On a more localised level, inspiring anti-neoliberal struggles for what might be termed ‘decommodification’ are under way in Africa, especially South Africa. Here independent left movements have partially succeeded in translating demands for basic needs into genuine human rights: free anti-retroviral medicines to fight Aids and other health services; free lifeline water (at least 50 litres per person per day); free lifeline electricity (at least 1 kilowatt hour per person per day); thoroughgoing land reform; prohibition on services disconnections and evictions; free education; and even a ‘Basic Income Grant’, as advocated by churches and trade unions. Because the commodification of everything is still under way in South Africa, this is the sort of potentially unifying agenda that can serve as the programmatic basis for a widescale movement for dramatic social change, once dissatisfaction with the ruling party reaches levels approximating those just north in Zimbabwe.

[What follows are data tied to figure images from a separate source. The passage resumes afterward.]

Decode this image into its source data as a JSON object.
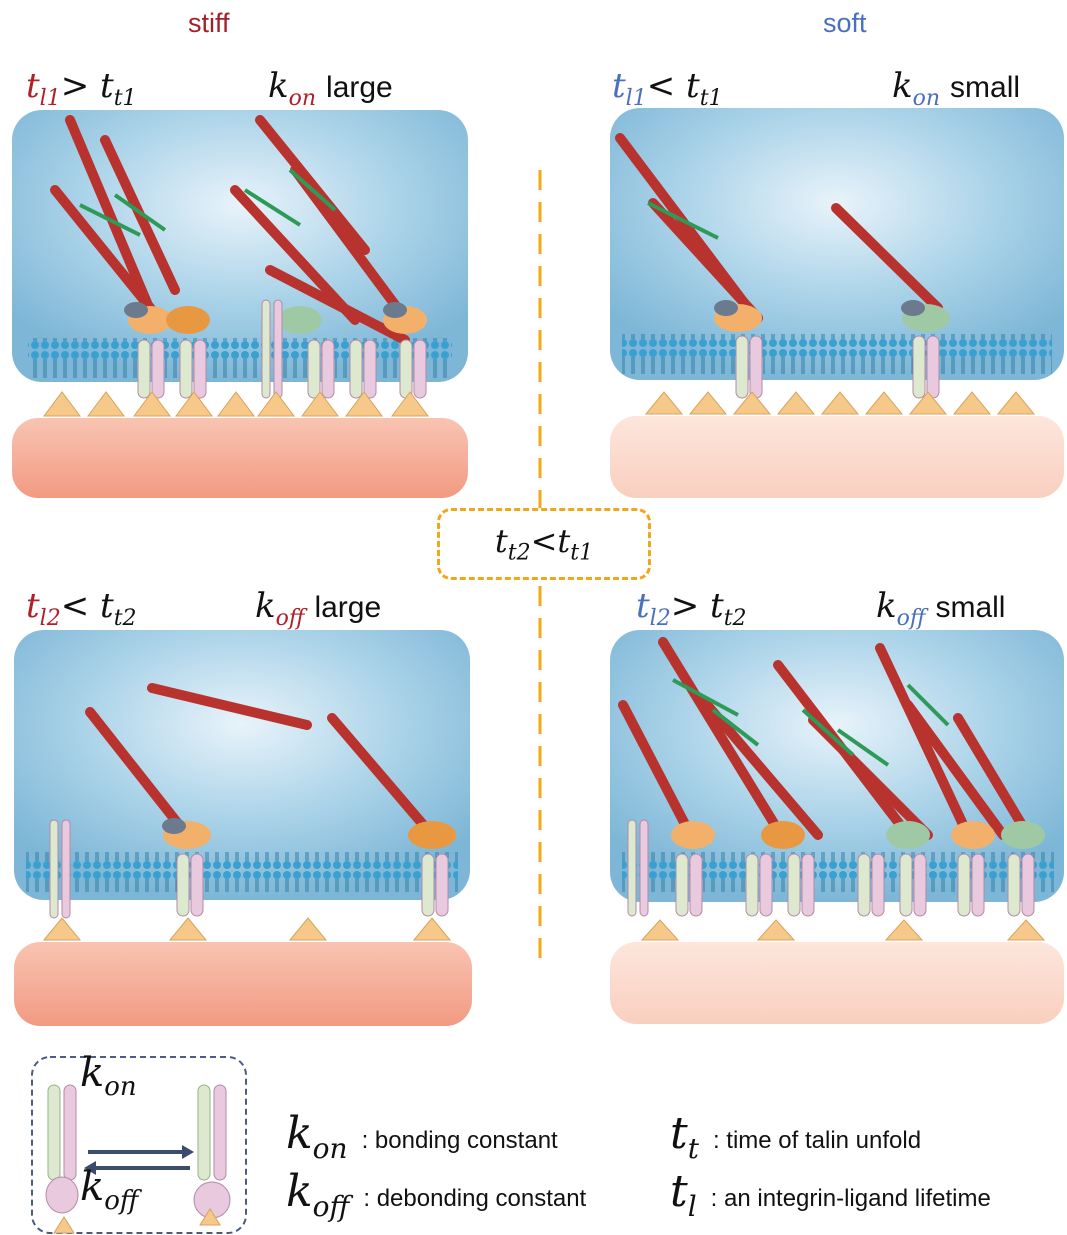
{
  "headers": {
    "left": "stiff",
    "right": "soft"
  },
  "panels": {
    "top_left": {
      "t_sym": "t",
      "t_sub": "l1",
      "rel": ">",
      "t2_sym": "t",
      "t2_sub": "t1",
      "k_sym": "k",
      "k_sub": "on",
      "word": "large"
    },
    "top_right": {
      "t_sym": "t",
      "t_sub": "l1",
      "rel": "<",
      "t2_sym": "t",
      "t2_sub": "t1",
      "k_sym": "k",
      "k_sub": "on",
      "word": "small"
    },
    "bottom_left": {
      "t_sym": "t",
      "t_sub": "l2",
      "rel": "<",
      "t2_sym": "t",
      "t2_sub": "t2",
      "k_sym": "k",
      "k_sub": "off",
      "word": "large"
    },
    "bottom_right": {
      "t_sym": "t",
      "t_sub": "l2",
      "rel": ">",
      "t2_sym": "t",
      "t2_sub": "t2",
      "k_sym": "k",
      "k_sub": "off",
      "word": "small"
    }
  },
  "center": {
    "a_sym": "t",
    "a_sub": "t2",
    "rel": "<",
    "b_sym": "t",
    "b_sub": "t1"
  },
  "legend": {
    "box_kon_sym": "k",
    "box_kon_sub": "on",
    "box_koff_sym": "k",
    "box_koff_sub": "off",
    "kon_sym": "k",
    "kon_sub": "on",
    "kon_def": ": bonding constant",
    "koff_sym": "k",
    "koff_sub": "off",
    "koff_def": ": debonding constant",
    "tt_sym": "t",
    "tt_sub": "t",
    "tt_def": ": time of talin unfold",
    "tl_sym": "t",
    "tl_sub": "l",
    "tl_def": ": an integrin-ligand lifetime"
  },
  "colors": {
    "stiff_text": "#a3202a",
    "soft_text": "#4a6fbf",
    "cell": "#7fb8d8",
    "stiff_substrate": "#f4a890",
    "soft_substrate": "#fbd9cc",
    "divider": "#f0a818",
    "ligand": "#f6c98a",
    "actin": "#b8332e"
  }
}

Foremost among the problems that must be addressed, simultaneously, is how to engage those embryonic world-state institutions – even the United Nations – overly influenced by the aggressive neo-liberal US administrations. The decommodification principle is an enormous threat to their interests, whether in the forms of liberated intellectual property (such as Aids medicines), African agricultural systems protected against genetic modification, nationalised industries and utilities, or less pliant and desperate labour markets. To make any progress, deglobalisation from the most destructive circuits of global capital will also be necessary. Those circuits – finance, direct investment and commerce – rely most upon the three multilateral agencies, and hence a strategy and tactics are urgently required to close the World Bank, IMF and WTO.

Beyond that, the challenge for Africa’s progressive forces, as ever, is to establish the difference between ‘reformist reforms’ which stabilise neo-liberal capital, and more radical strategies. Some struggles have more obvious possibilities to advance a ‘non-reformist’ and forthrightly socialist agenda, such as for generous social policies stressing decommodification, and for capital controls and inward-oriented industrial strategies allowing democratic control of finance and ultimately of production itself. These sorts of non-neoliberal reforms would strengthen the democratic movements, directly empower the producers, and perhaps, over time, open the door to the contestation of capitalism, of which neo-liberalism is only a contemporary symptom.

Meanwhile, at least a few African elites stand in the way. In a comment following the 2002 Kananaskis G8 meeting, Mbeki set the tone by describing the gathering as ‘the end of the epoch of colonialism and neo-colonialism’. As Gordon Brown then brazenly remarked in January during his East African tour, ‘The days of Britain having to apologise for its colonial history are over.’

Patrick Bond is the author of Talk Left, Walk Right: South Africa’s Frustrated Global Reforms (Merlin £14.95).